I need help understanding whats going on...

Let f(x)=(x^2)-1 and g(x)=3x.

Find f * g.

1.(f * g)(x)=f(g(x))
2.---------=f(3x)
3.---------=((3x)^2)-1
4.---------=(9x^2)-1

I primarily dont understand line 3. How can 3x((x^2)-1)=((3x)^2)-1 ?

Perhaps you have a better way of explaining.

Trying to teach myself Algebra 2.

2. $\displaystyle f(g(x))=f(3x)=(3x)^2-1=9x^2-1$

3. I can see that. I just dont understand the third line of my original post.

How do they get to that conclusion?

4. $\displaystyle f(3x)$ means that in the function expression $\displaystyle x$ is replaced by $\displaystyle 3x$.
So $\displaystyle f(3x)=(3x)^2-1$, not $\displaystyle 3x^2-1$

5. Originally Posted by ceasar_19134
I need help understanding whats going on...

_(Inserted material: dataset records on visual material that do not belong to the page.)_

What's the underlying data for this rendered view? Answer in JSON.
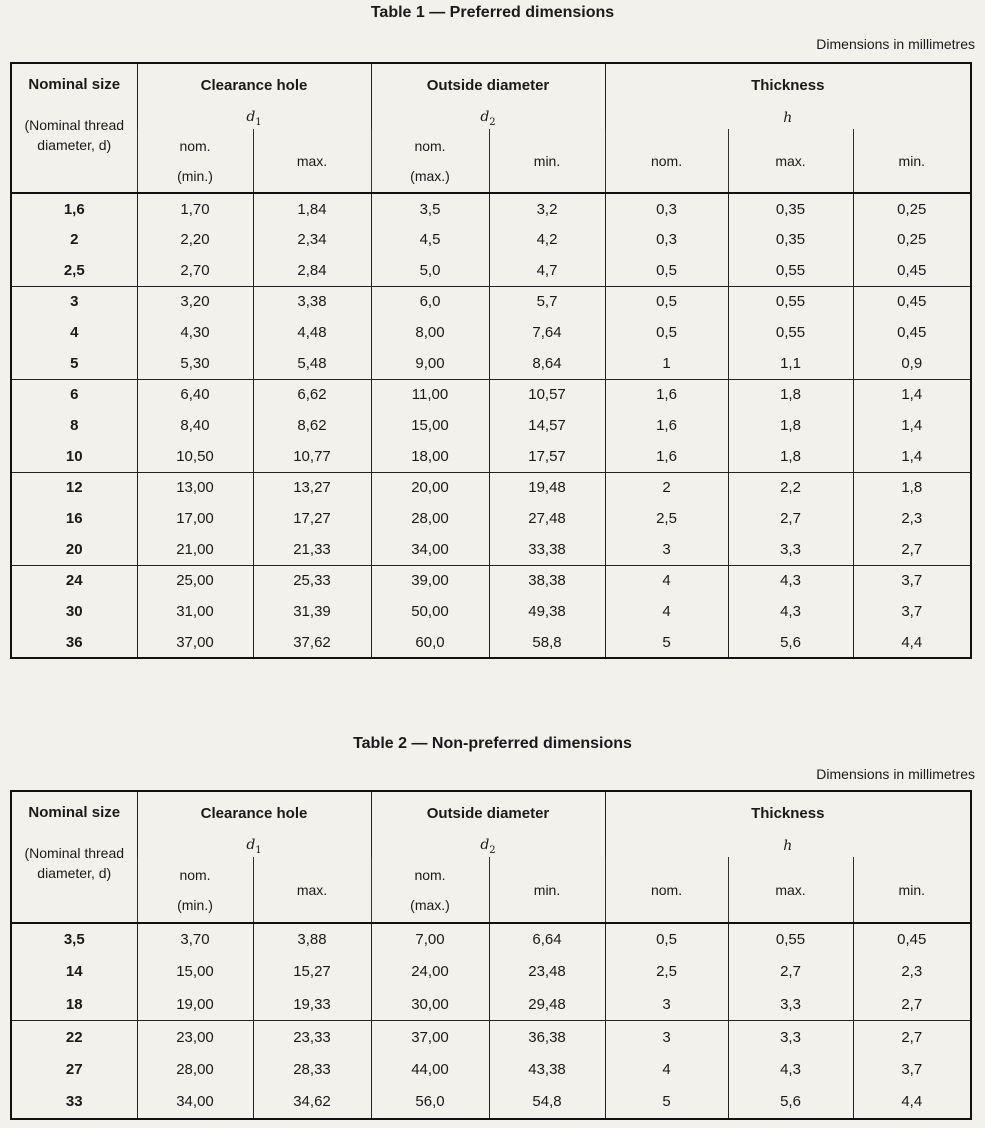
{
  "tables": [
    {
      "title": "Table 1 — Preferred dimensions",
      "note": "Dimensions in millimetres",
      "header": {
        "nominal_size": "Nominal size",
        "nominal_note": "(Nominal thread diameter, d)",
        "columns": [
          {
            "title": "Clearance hole",
            "symbol": "d",
            "subscript": "1",
            "subcolumns": [
              [
                "nom.",
                "(min.)"
              ],
              [
                "max."
              ]
            ]
          },
          {
            "title": "Outside diameter",
            "symbol": "d",
            "subscript": "2",
            "subcolumns": [
              [
                "nom.",
                "(max.)"
              ],
              [
                "min."
              ]
            ]
          },
          {
            "title": "Thickness",
            "symbol": "h",
            "subcolumns": [
              [
                "nom."
              ],
              [
                "max."
              ],
              [
                "min."
              ]
            ]
          }
        ]
      },
      "row_groups": [
        [
          [
            "1,6",
            "1,70",
            "1,84",
            "3,5",
            "3,2",
            "0,3",
            "0,35",
            "0,25"
          ],
          [
            "2",
            "2,20",
            "2,34",
            "4,5",
            "4,2",
            "0,3",
            "0,35",
            "0,25"
          ],
          [
            "2,5",
            "2,70",
            "2,84",
            "5,0",
            "4,7",
            "0,5",
            "0,55",
            "0,45"
          ]
        ],
        [
          [
            "3",
            "3,20",
            "3,38",
            "6,0",
            "5,7",
            "0,5",
            "0,55",
            "0,45"
          ],
          [
            "4",
            "4,30",
            "4,48",
            "8,00",
            "7,64",
            "0,5",
            "0,55",
            "0,45"
          ],
          [
            "5",
            "5,30",
            "5,48",
            "9,00",
            "8,64",
            "1",
            "1,1",
            "0,9"
          ]
        ],
        [
          [
            "6",
            "6,40",
            "6,62",
            "11,00",
            "10,57",
            "1,6",
            "1,8",
            "1,4"
          ],
          [
            "8",
            "8,40",
            "8,62",
            "15,00",
            "14,57",
            "1,6",
            "1,8",
            "1,4"
          ],
          [
            "10",
            "10,50",
            "10,77",
            "18,00",
            "17,57",
            "1,6",
            "1,8",
            "1,4"
          ]
        ],
        [
          [
            "12",
            "13,00",
            "13,27",
            "20,00",
            "19,48",
            "2",
            "2,2",
            "1,8"
          ],
          [
            "16",
            "17,00",
            "17,27",
            "28,00",
            "27,48",
            "2,5",
            "2,7",
            "2,3"
          ],
          [
            "20",
            "21,00",
            "21,33",
            "34,00",
            "33,38",
            "3",
            "3,3",
            "2,7"
          ]
        ],
        [
          [
            "24",
            "25,00",
            "25,33",
            "39,00",
            "38,38",
            "4",
            "4,3",
            "3,7"
          ],
          [
            "30",
            "31,00",
            "31,39",
            "50,00",
            "49,38",
            "4",
            "4,3",
            "3,7"
          ],
          [
            "36",
            "37,00",
            "37,62",
            "60,0",
            "58,8",
            "5",
            "5,6",
            "4,4"
          ]
        ]
      ]
    },
    {
      "title": "Table 2 — Non-preferred dimensions",
      "note": "Dimensions in millimetres",
      "header": {
        "nominal_size": "Nominal size",
        "nominal_note": "(Nominal thread diameter, d)",
        "columns": [
          {
            "title": "Clearance hole",
            "symbol": "d",
            "subscript": "1",
            "subcolumns": [
              [
                "nom.",
                "(min.)"
              ],
              [
                "max."
              ]
            ]
          },
          {
            "title": "Outside diameter",
            "symbol": "d",
            "subscript": "2",
            "subcolumns": [
              [
                "nom.",
                "(max.)"
              ],
              [
                "min."
              ]
            ]
          },
          {
            "title": "Thickness",
            "symbol": "h",
            "subcolumns": [
              [
                "nom."
              ],
              [
                "max."
              ],
              [
                "min."
              ]
            ]
          }
        ]
      },
      "row_groups": [
        [
          [
            "3,5",
            "3,70",
            "3,88",
            "7,00",
            "6,64",
            "0,5",
            "0,55",
            "0,45"
          ],
          [
            "14",
            "15,00",
            "15,27",
            "24,00",
            "23,48",
            "2,5",
            "2,7",
            "2,3"
          ],
          [
            "18",
            "19,00",
            "19,33",
            "30,00",
            "29,48",
            "3",
            "3,3",
            "2,7"
          ]
        ],
        [
          [
            "22",
            "23,00",
            "23,33",
            "37,00",
            "36,38",
            "3",
            "3,3",
            "2,7"
          ],
          [
            "27",
            "28,00",
            "28,33",
            "44,00",
            "43,38",
            "4",
            "4,3",
            "3,7"
          ],
          [
            "33",
            "34,00",
            "34,62",
            "56,0",
            "54,8",
            "5",
            "5,6",
            "4,4"
          ]
        ]
      ]
    }
  ]
}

Let f(x)=(x^2)-1 and g(x)=3x.

Find f * g.
$\displaystyle (f\circ{g})(x)=[g(x)]^2-1$

But $\displaystyle g(x)=3x$, so $\displaystyle (f\circ{g})(x)=(3x)^2-1={\color{blue}9x^2-1}~\blacksquare$

Did you get it now?

6. Okay I get line 3 now, but how did you get (9x)^2 out of (3x)^2?

7. Originally Posted by ceasar_19134
Okay I get line 3 now, but how did you get (9x)^2 out of (3x)^2?
Nobody has got $\displaystyle (9x^2)$ from $\displaystyle (3x^2)$ what they
have done is: $\displaystyle (3x)^2=(3)^2(x)^2=9x^2$

RonL